In this thinking, when we write poetry, there is a necessary suspension, a “float,” whereby we make space for the new and appropriate word or phrase to appear. This suspension is analogous, in my quantum-cosmological model, to the moment before the collapse of the wave function, when the photon goes one way or another as I observe it doing so. For purposes of the analogy, it doesn’t matter whether I somehow unconsciously “choose” for the photon to go one way rather than another—or whether one “I” chooses to inhabit the universe in which the photon goes that way, while another “I,” brought into being that moment, “chooses” the universe in which it goes the other way. Or—if we are loyal followers of Einstein, who hated to think that God plays dice—we could say that the universe chooses for me which way the photon will go.

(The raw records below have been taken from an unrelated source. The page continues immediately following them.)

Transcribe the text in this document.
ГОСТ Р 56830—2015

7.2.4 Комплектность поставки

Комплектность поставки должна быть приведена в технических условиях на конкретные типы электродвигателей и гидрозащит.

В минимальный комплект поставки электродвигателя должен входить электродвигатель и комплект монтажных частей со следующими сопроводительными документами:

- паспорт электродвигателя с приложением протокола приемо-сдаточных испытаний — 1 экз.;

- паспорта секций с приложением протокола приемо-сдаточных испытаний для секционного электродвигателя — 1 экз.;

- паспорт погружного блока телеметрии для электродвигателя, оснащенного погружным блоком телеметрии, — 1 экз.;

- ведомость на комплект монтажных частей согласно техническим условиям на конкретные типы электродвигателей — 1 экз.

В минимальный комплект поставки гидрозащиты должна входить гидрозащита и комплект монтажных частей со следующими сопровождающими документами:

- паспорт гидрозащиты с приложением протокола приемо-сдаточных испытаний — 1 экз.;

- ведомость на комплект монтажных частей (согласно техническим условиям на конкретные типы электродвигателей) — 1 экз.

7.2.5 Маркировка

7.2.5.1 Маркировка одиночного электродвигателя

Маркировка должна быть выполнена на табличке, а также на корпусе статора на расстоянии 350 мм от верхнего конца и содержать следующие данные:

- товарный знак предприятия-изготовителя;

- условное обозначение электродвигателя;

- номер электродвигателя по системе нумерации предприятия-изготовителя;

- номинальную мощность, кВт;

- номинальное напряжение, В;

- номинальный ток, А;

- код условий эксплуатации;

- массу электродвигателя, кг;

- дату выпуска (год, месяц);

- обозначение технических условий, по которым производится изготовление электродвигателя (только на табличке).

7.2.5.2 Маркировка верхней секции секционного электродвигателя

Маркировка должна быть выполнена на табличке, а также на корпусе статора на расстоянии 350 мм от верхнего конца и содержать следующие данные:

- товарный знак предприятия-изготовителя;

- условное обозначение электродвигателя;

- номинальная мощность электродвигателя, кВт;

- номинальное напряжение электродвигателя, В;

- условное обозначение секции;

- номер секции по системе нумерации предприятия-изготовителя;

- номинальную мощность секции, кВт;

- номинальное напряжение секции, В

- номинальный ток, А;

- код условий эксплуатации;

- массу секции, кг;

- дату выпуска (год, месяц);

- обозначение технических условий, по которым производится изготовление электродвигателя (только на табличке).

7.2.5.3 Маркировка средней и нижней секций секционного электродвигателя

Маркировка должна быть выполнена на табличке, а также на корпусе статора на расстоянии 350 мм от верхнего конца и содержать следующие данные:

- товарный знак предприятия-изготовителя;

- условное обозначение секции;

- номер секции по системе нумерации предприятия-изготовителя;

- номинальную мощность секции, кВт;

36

And it is a truism that in writing well, we often have the sensation of receiving words from a mysteriously familiar “elsewhere.” This source may also feel like an “elsewhom,” a power beyond our conscious control, but one with which we have entered, momentarily, into a covenant like the ones the Greeks often made between themselves and the gods. The basis of this covenant was the similarity between humans and gods, their common ancestry as children of Earth and Sky, Time and Space.

What, then, is the “universe,” the bigger, smarter source that chooses the words for us? I would argue that it is a state of the language-brain conditioned by my consciousness, existing only in interaction with it. This is the covenant. So that what writes is neither “I,” nor “language,” but I-in-language, the self-process of experience and desire mapped onto the language-web, physical brain and virtual brain acting together. In this moment, biology fuses with society, history with Now, the many with the one. Because this is so, the writing has meaning. And the more closely my experiences and desires, perhaps unrecognized until this instant, are mapped by my attention onto the language-web, the more sharply my imagination reveals huge patterns of protosyntactic paths in that web lit up by those experiences and desires. The synapses, the spark-gaps, in these paths are the differences between my unique experiences and desires and the similar yet different experiences and desires, conditioned by the same large historical and biological forces but varying by circumstance, of many others. The more of these I perceive, the more meaning I-in-language make, reaching asymptotically toward infinite density. Connotative links at this point are not merely nonlinear; they achieve a complexity and infoldedness like that of the seven-dimensional space around the nucleus of an atom. If I have trained myself well, so that I can maintain that suspended, neutral, yet passionate focus, I can release at least some of those path-patterns via the nerves of my arm and hand onto the paper. “The clock ticks, the page is printed.” (Ted Hughes, “The Thought-Fox.”)

Attention is the key to this process, but imagination is the door[….]Poiesis, in the deepest sense, is cosmology. Moment to moment, we imagine our way across the branching and joining of universes, telling the story of ourselves in the Language behind languages that Heidegger says is the same as Being. Poetry enacts this forest of journeys in the words we have. It is this poetic process, not raw combinative potential alone, that gives language its savor of the infinite, as it is we, living and finite in space and time, who animate its immensity into intelligence.